Three European Bison (Bison bonasus) may be able to reverse the fact that the UK is one of the most environmentally devastated nations in the world. As the first of these creatures to walk freely in the wild in Britain for thousands of years, the three made history this week.
As part of The Wilder Blean Project, run by the Kent Wildlife Trust and the Wildwood Trust, these gentle giants are settling down in the rural areas of Kent. This is a rewilding experiment to investigate how much the bison can improve the local ecosystem and, ideally, provide numerous advantages to other species that live nearby.
By moving through the forests, the quadrupeds are functioning as “ecosystem engineers,” altering the ecology of the surrounding area. They will make larger areas of light-filled bare ground visible due to their size, natural activities, and feeding preferences. This will encourage the growth of plants and insects, which will benefit species of birds, bats, and even lizards.
Due to the modifications to the woods, the bison will also contribute to the development of a landscape that is more tolerant to climate change. This is timely given that the UK is still experiencing a heatwave with temperatures that have surpassed 40°C (104°F) for the first time.
According to The Guardian, the bison have come from two different wildlife parks: an elderly matriarch from Highland wildlife park in Scotland and two young females from Fota wildlife park in Cork, Ireland.

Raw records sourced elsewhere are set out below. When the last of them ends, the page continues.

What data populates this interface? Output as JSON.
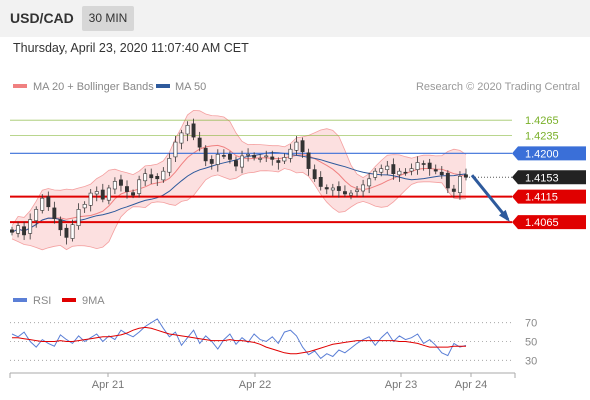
{
  "header": {
    "symbol": "USD/CAD",
    "timeframe": "30 MIN",
    "datetime": "Thursday, April 23, 2020 11:07:40 AM CET"
  },
  "chart_data": {
    "type": "candlestick",
    "legend": [
      {
        "label": "MA 20 + Bollinger Bands",
        "color": "#f08080"
      },
      {
        "label": "MA 50",
        "color": "#2e5a9c"
      }
    ],
    "copyright": "Research © 2020 Trading Central",
    "x_ticks": [
      "Apr 21",
      "Apr 22",
      "Apr 23",
      "Apr 24"
    ],
    "ylim": [
      1.3975,
      1.4285
    ],
    "levels": [
      {
        "value": 1.4265,
        "label": "1.4265",
        "kind": "target",
        "color": "#7ab02a"
      },
      {
        "value": 1.4235,
        "label": "1.4235",
        "kind": "target",
        "color": "#7ab02a"
      },
      {
        "value": 1.42,
        "label": "1.4200",
        "kind": "resistance",
        "color": "#3a6fd8"
      },
      {
        "value": 1.4153,
        "label": "1.4153",
        "kind": "last",
        "color": "#222222"
      },
      {
        "value": 1.4115,
        "label": "1.4115",
        "kind": "support",
        "color": "#e00000"
      },
      {
        "value": 1.4065,
        "label": "1.4065",
        "kind": "support",
        "color": "#e00000"
      }
    ],
    "forecast_arrow": {
      "from": 1.4157,
      "to": 1.407,
      "color": "#2e5a9c"
    },
    "close": [
      1.4045,
      1.4058,
      1.404,
      1.407,
      1.409,
      1.4112,
      1.4095,
      1.4072,
      1.405,
      1.4035,
      1.406,
      1.409,
      1.41,
      1.4122,
      1.4125,
      1.411,
      1.4132,
      1.4145,
      1.4137,
      1.4125,
      1.4118,
      1.4148,
      1.416,
      1.4152,
      1.415,
      1.4165,
      1.419,
      1.4222,
      1.424,
      1.4255,
      1.4232,
      1.4212,
      1.4185,
      1.418,
      1.4198,
      1.4195,
      1.4188,
      1.4175,
      1.4195,
      1.4198,
      1.4192,
      1.419,
      1.4195,
      1.4188,
      1.4182,
      1.4192,
      1.4208,
      1.4222,
      1.4203,
      1.417,
      1.415,
      1.4135,
      1.413,
      1.4132,
      1.4127,
      1.412,
      1.4122,
      1.4128,
      1.4138,
      1.415,
      1.4165,
      1.417,
      1.4175,
      1.416,
      1.4165,
      1.4162,
      1.417,
      1.4182,
      1.4178,
      1.417,
      1.4165,
      1.4158,
      1.4132,
      1.4125,
      1.4155,
      1.4153
    ],
    "rsi": {
      "ticks": [
        70,
        50,
        30
      ],
      "legend": [
        {
          "label": "RSI",
          "color": "#5b7fd6"
        },
        {
          "label": "9MA",
          "color": "#e00000"
        }
      ],
      "rsi": [
        58,
        55,
        60,
        50,
        44,
        52,
        48,
        45,
        57,
        52,
        48,
        56,
        50,
        54,
        58,
        50,
        56,
        52,
        62,
        58,
        55,
        60,
        66,
        70,
        74,
        64,
        55,
        60,
        46,
        54,
        62,
        48,
        56,
        50,
        42,
        52,
        58,
        47,
        54,
        49,
        58,
        52,
        50,
        55,
        48,
        60,
        62,
        56,
        44,
        36,
        40,
        32,
        37,
        34,
        41,
        38,
        43,
        48,
        52,
        55,
        46,
        54,
        60,
        50,
        56,
        52,
        54,
        58,
        48,
        52,
        46,
        38,
        35,
        48,
        44,
        46
      ],
      "ma9": [
        54,
        54,
        53,
        52,
        51,
        50,
        50,
        50,
        51,
        50,
        50,
        51,
        52,
        53,
        54,
        55,
        55,
        56,
        57,
        59,
        62,
        64,
        65,
        64,
        62,
        60,
        58,
        57,
        56,
        55,
        54,
        53,
        52,
        51,
        51,
        51,
        52,
        51,
        51,
        50,
        49,
        47,
        44,
        42,
        40,
        38,
        37,
        37,
        38,
        39,
        41,
        43,
        45,
        47,
        48,
        49,
        50,
        51,
        51,
        51,
        51,
        51,
        51,
        51,
        50,
        50,
        49,
        48,
        46,
        44,
        44,
        44,
        44,
        45,
        45,
        45
      ]
    }
  }
}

A bull from Germany, whose arrival was postponed by Brexit import issues, is anticipated to join them in August.
“We hope that Wilder Blean will usher in a new age of conservation in the UK. According to Evan Bowen-Jones, Chief Executive Officer of Kent Wildlife Trust, “we need to revolutionize the way we restore natural landscapes, depending less on human intervention and more on natural engineers like bison, boar, and beaver.”
The team has equipped the three females with tracking collars so they can follow their activities and determine which plants they are engaging with most. As they travel through the vegetation, these fluffy bulldozers will scatter seeds of various plants, aiding in seed dissemination. They now have a 5 hectare (12 acre) gated territory to enjoy, but when the male comes, this will grow tenfold to 50 hectares (123 acres), according to The Guardian. The bison may be seen to visitors to Blean Woods as they become accustomed to their new surroundings.
The greatest bulls of the European bison, which are the largest wild land mammals in Europe, may weigh up to 1,000 kilograms (2,205 pounds). It is believed that these females, who are anticipated to live for between 18 and 24 years, will eventually reproduce and give birth to one calf a year.
If the experiment is successful, the bison may be distributed among other parts of Britain, according to the licence for the location, which allows it to house ten animals.
After the population was nearly wiped out in the early 20th century owing to hunting and habitat destruction, all European bison are derived from just 12 founder animals.
Other grazing species like Exmoor ponies, Iron Age pigs, and Longhorn cattle will eventually join the bison, and their natural behaviors will operate similarly to the bison’s, improving the environment without the need for human intervention.
The People’s Postcode Lottery raised the $1.125 million needed to support the project.